Pendant vingt ans, entre 1950 et 1970, je n'ai vécu que de ma plume, écrivant sous mon nom ou sous des pseudonymes. Mais on ne trouvera pas seulement dans ce livre ce que j'appelle mes écrits alimentaires, portraits d'acteurs, d'écrivains, de chanteurs, de voyous, reportages aussi, mais encore des articles parus dans Les Temps modernes, France-Observateur, Le Monde, consacrés à des événements importants du siècle, des textes politiques, polémiques, quelquesfois les mêmes, tout un ensemble aussi qui s'organise autour de Shoah, des préfaces, des oraisons funèbres, des discours.
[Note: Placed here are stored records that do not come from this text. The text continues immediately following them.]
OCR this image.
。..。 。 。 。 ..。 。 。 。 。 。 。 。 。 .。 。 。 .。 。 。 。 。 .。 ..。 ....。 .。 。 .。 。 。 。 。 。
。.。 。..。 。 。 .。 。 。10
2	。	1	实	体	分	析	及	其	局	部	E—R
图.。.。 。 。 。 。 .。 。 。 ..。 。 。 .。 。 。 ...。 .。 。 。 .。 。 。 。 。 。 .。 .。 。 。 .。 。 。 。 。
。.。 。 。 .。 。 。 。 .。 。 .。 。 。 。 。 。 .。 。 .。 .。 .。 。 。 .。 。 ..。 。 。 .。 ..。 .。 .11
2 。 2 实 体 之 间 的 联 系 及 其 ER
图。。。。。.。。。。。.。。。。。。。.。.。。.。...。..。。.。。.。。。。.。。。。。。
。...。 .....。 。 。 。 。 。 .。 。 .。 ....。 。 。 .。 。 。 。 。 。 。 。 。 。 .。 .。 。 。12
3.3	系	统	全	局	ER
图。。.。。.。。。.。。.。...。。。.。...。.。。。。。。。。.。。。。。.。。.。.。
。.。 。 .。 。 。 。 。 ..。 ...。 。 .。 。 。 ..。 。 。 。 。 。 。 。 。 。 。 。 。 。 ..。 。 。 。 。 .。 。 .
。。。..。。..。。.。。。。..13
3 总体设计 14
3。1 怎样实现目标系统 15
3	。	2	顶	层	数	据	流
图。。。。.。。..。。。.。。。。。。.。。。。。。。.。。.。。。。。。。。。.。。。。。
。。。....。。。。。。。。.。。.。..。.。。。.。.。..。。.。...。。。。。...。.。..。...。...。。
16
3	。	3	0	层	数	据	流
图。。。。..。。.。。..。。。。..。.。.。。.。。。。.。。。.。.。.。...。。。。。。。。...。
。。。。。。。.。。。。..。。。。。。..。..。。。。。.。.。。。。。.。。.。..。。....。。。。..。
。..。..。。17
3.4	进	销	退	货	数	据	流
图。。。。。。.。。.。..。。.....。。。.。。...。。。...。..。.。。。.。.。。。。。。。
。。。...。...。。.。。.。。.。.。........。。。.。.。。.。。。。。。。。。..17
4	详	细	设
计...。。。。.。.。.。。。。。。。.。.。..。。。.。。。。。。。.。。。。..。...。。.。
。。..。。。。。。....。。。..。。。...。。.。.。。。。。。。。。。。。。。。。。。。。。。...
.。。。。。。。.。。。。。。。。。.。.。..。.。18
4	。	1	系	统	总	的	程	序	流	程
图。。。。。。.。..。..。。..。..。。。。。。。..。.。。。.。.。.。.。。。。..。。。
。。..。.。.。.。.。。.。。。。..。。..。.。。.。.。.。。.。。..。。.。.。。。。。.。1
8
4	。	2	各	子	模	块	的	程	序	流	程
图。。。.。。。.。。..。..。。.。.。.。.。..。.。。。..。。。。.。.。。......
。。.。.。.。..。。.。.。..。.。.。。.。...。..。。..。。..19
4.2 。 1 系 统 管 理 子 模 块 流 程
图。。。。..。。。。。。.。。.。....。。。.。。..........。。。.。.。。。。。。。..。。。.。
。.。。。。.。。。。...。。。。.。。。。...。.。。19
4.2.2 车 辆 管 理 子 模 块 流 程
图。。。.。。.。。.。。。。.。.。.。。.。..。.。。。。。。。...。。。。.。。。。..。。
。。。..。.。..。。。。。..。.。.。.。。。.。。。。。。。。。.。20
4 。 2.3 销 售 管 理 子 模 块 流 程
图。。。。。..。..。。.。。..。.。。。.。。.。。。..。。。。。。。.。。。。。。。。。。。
En les relisant après tant d'années, je leur ai trouvé bien plus qu'un air de famille ; j'étais incapable de déceler entre les uns et les autres l'ombre d'une différence. Plus encore, entre l'écriture de ces textes et celle du Lièvre de Patagonie, la parentlèle était plus qu'évidente : c'était la même écriture. C'est alorss que j'ai pris la décision de faire paraître ce livre.
Avec La Tombe du divin plongeur, je lutte pied à pied, comme je l'ai toujours fait, contre toutes les morts. Dans ce recueil on pourra lire : "Le temps, pour moi, n'a jamais cessé de ne pas passer."» Claude Lanzmann.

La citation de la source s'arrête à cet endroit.